Since Jan. 1, Clark County Public Health in Vancouver, Washington, has identified 35 confirmed cases of measles and 11 suspected cases, according to the department’s investigation posted on its website.
Officials at Multnomah County Health in Portland, Oregon, have also reported persons being exposed to measles, including one incident where “a person known to be contagious with the measles attended a Portland Trail Blazers basketball game” on Jan. 11.
Of the verified cases in Clark County, 25 were children under 10 years of age. Suspected areas of exposure include area churches, retail stores, medical offices, the Portland airport, and one report of a dental office in Battle Ground, Washington.
Measles is an acute viral respiratory illness. The first signs of the disease typically occur in the head and neck region and in the oral cavity.
According to Dr. Jessica Y. Lee, M.P.H., Ph.D., vice president and spokesperson for the American Academy of Pediatric Dentistry, common first signs of possible measles include malaise, slight fever and loss of appetite — all of which are consistent with a viral infection.
“There also may be some oral signs of an infectious disease, such as atypical gingivitis,” she said.

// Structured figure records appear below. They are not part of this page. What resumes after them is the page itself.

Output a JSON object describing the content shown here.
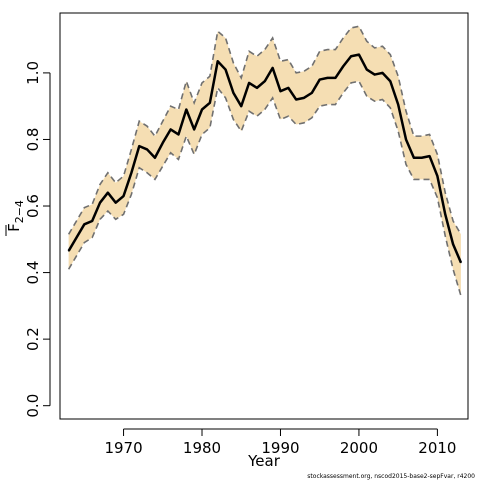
{
  "chart_data": {
    "type": "line",
    "xlabel": "Year",
    "ylabel_main": "F",
    "ylabel_sub": "2−4",
    "xlim": [
      1961.9,
      2013.9
    ],
    "ylim": [
      -0.04,
      1.18
    ],
    "x_ticks": [
      1970,
      1980,
      1990,
      2000,
      2010
    ],
    "x_tick_labels": [
      "1970",
      "1980",
      "1990",
      "2000",
      "2010"
    ],
    "y_ticks": [
      0.0,
      0.2,
      0.4,
      0.6,
      0.8,
      1.0
    ],
    "y_tick_labels": [
      "0.0",
      "0.2",
      "0.4",
      "0.6",
      "0.8",
      "1.0"
    ],
    "band_color": "#F5DEB3",
    "line_color": "#000000",
    "bound_color": "#707070",
    "grid": false,
    "series": [
      {
        "x": [
          1963,
          1964,
          1965,
          1966,
          1967,
          1968,
          1969,
          1970,
          1971,
          1972,
          1973,
          1974,
          1975,
          1976,
          1977,
          1978,
          1979,
          1980,
          1981,
          1982,
          1983,
          1984,
          1985,
          1986,
          1987,
          1988,
          1989,
          1990,
          1991,
          1992,
          1993,
          1994,
          1995,
          1996,
          1997,
          1998,
          1999,
          2000,
          2001,
          2002,
          2003,
          2004,
          2005,
          2006,
          2007,
          2008,
          2009,
          2010,
          2011,
          2012,
          2013
        ],
        "estimate": [
          0.465,
          0.505,
          0.545,
          0.555,
          0.61,
          0.64,
          0.61,
          0.63,
          0.7,
          0.78,
          0.77,
          0.745,
          0.79,
          0.83,
          0.815,
          0.89,
          0.83,
          0.89,
          0.91,
          1.035,
          1.01,
          0.94,
          0.9,
          0.97,
          0.955,
          0.975,
          1.015,
          0.945,
          0.955,
          0.92,
          0.925,
          0.94,
          0.98,
          0.985,
          0.985,
          1.02,
          1.05,
          1.055,
          1.01,
          0.995,
          1.0,
          0.975,
          0.905,
          0.8,
          0.745,
          0.745,
          0.75,
          0.69,
          0.575,
          0.485,
          0.43
        ],
        "upper": [
          0.515,
          0.555,
          0.595,
          0.605,
          0.665,
          0.7,
          0.67,
          0.69,
          0.77,
          0.855,
          0.84,
          0.81,
          0.855,
          0.9,
          0.89,
          0.975,
          0.91,
          0.97,
          0.99,
          1.125,
          1.105,
          1.03,
          0.985,
          1.065,
          1.05,
          1.07,
          1.105,
          1.035,
          1.04,
          1.0,
          1.005,
          1.02,
          1.065,
          1.07,
          1.07,
          1.105,
          1.135,
          1.14,
          1.095,
          1.075,
          1.08,
          1.055,
          0.99,
          0.885,
          0.81,
          0.81,
          0.815,
          0.755,
          0.64,
          0.555,
          0.515
        ],
        "lower": [
          0.41,
          0.45,
          0.49,
          0.505,
          0.56,
          0.585,
          0.56,
          0.575,
          0.635,
          0.715,
          0.7,
          0.68,
          0.72,
          0.76,
          0.74,
          0.81,
          0.755,
          0.815,
          0.835,
          0.955,
          0.925,
          0.86,
          0.825,
          0.885,
          0.87,
          0.89,
          0.925,
          0.86,
          0.87,
          0.845,
          0.85,
          0.865,
          0.9,
          0.905,
          0.905,
          0.94,
          0.97,
          0.975,
          0.93,
          0.915,
          0.92,
          0.895,
          0.825,
          0.725,
          0.68,
          0.68,
          0.68,
          0.625,
          0.51,
          0.41,
          0.33
        ]
      }
    ]
  },
  "footnote": "stockassessment.org, nscod2015-base2-sepFvar, r4200"
}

According to the CDC, patients are considered to be contagious from 4 days before, and to 4 days after the rash appears. The agency also said that 81 people brought measles to the U.S. from other countries in 2018 — the greatest number of imported cases since measles was eliminated from the U.S. in 2000.
Dr. Lee recommends that dentists follow all public health protocol if they suspect a patient has measles.
“As far as the dental office is concerned, most of your patients and staff will be protected if they are vaccinated,” Dr. Lee said.
“If you are located in an area where there is a higher nonvaccination rate, it may to be prudent to isolate the patient. The patient should be referred to their primary care physician for follow-up care. We should also note that infants may be too young to be vaccinated, so if infant patients are being seen, extra precautions should be taken to protect them from exposure or contact with the suspected measles patient.” (Infants brought along to the appointment of a parent or older sibling are also at risk.)
If the provider or staff have not been vaccinated against measles and suspect they were exposed to measles, the CDC recommends they get the MMR vaccine (measles, mumps and rubella) within 72 hours and immunoglobulin should be given within six days when available.
The ADA supports the use of vaccines to prevent disease.
In an April 2017 letter
to the White House, the Association stressed that administering vaccines “is one of the most effective methods of preventing infectious diseases,” and noted that the widespread use of vaccines has eradicated smallpox and significantly reduced incidences of polio, measles, mumps, rubella, tetanus and a host of other preventable diseases.